You might be a Mormon if...you believe Heck is the place for people who do
not believe in gosh.
You might be a Mormon if...your Mom was pregnant at your sister's wedding
reception.
You might be a Mormon if...
you pray that your food might "nourish and strengthen your body" before
eating doughnuts.
You might be a Mormon if...
you think Jell-O is one of the basic food groups.
You might be a Mormon if...
at least one of your salad bowls is at a neighbor's house.
You might be a Mormon if...
you've ever written a "Dear-John" to more than two missionaries on the same
day.
You might be a Mormon if...
you were frustrated when your son "only" got accepted to Harvard.
You might be a Mormon if...
you have one kid in diapers and one on a mission.
You might be a Mormon if...
you have never arrived at a meeting on time.

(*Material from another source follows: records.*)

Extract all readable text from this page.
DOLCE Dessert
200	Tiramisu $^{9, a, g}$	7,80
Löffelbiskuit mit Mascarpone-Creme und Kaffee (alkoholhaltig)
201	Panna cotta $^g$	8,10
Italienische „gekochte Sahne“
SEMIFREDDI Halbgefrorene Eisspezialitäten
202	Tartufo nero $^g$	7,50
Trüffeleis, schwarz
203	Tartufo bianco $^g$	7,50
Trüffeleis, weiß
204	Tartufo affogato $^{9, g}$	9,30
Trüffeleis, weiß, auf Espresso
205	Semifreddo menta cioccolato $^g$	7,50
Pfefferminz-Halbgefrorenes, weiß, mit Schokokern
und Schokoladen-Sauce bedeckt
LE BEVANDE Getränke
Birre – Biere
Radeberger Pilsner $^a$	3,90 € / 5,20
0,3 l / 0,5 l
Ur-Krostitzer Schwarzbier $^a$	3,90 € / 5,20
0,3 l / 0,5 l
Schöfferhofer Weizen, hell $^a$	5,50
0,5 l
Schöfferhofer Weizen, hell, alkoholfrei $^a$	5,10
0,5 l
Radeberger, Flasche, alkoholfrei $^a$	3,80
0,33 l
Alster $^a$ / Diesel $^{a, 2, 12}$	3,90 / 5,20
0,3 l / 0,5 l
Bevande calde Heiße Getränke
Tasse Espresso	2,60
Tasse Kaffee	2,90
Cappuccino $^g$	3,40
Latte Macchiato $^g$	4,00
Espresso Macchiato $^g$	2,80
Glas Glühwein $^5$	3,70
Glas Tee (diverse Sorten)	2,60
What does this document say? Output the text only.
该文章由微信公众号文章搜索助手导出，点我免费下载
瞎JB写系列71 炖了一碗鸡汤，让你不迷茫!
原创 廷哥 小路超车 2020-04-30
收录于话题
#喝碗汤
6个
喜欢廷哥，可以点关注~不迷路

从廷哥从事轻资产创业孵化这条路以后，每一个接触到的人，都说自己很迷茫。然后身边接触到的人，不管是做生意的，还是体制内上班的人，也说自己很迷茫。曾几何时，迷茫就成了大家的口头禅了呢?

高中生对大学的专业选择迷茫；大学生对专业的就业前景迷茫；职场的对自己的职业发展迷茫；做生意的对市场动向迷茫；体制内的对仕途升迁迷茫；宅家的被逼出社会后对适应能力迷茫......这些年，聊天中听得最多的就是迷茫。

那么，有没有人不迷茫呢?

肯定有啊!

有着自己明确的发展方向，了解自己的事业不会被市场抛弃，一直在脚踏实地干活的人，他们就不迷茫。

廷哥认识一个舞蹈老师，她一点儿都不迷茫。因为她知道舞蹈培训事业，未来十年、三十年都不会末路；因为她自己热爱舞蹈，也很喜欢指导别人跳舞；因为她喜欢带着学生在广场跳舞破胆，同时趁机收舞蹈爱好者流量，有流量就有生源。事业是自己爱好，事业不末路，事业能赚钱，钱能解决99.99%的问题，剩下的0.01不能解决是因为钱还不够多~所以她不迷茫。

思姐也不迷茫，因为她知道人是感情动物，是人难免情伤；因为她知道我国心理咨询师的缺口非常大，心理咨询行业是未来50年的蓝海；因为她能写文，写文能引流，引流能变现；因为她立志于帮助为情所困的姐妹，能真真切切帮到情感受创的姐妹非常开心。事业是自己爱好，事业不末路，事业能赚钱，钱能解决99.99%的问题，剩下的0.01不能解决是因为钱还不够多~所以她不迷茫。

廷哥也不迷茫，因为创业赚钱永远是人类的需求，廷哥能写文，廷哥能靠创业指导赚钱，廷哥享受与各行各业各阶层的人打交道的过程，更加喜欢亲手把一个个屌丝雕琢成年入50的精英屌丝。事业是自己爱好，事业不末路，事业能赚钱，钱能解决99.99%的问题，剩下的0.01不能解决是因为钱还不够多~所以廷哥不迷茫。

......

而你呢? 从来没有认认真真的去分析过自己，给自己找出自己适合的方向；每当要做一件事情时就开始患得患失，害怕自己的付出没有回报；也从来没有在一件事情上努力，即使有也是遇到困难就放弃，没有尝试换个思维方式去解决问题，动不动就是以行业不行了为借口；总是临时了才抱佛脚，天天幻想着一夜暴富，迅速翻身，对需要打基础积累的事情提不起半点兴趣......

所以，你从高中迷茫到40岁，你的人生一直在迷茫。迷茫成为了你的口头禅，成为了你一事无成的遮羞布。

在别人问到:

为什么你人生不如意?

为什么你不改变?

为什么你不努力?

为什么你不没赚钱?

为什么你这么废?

You might be a Mormon if...
you have more wheat stored in your basement than most
third world countries.
You might be a Mormon if...
you've already got your order in for volume 50 of
"The Work and The Glory."
You might be a Mormon if...
you think it is all right to watch football on Sundays as long as a direct
descendant of Brigham Young is playing.
You might be Mormon if...
you have to guess more than five times the name of the
child you're disciplining.
You might be Mormon if...you automatically assume that BYOB means, Bring Your
Own Burgers!!
You might be a Mormon if...you go to a party and someone spikes the punch
with Pepsi.
You might be a Mormon if...
you arrive to an activity an hour late and are the first person there.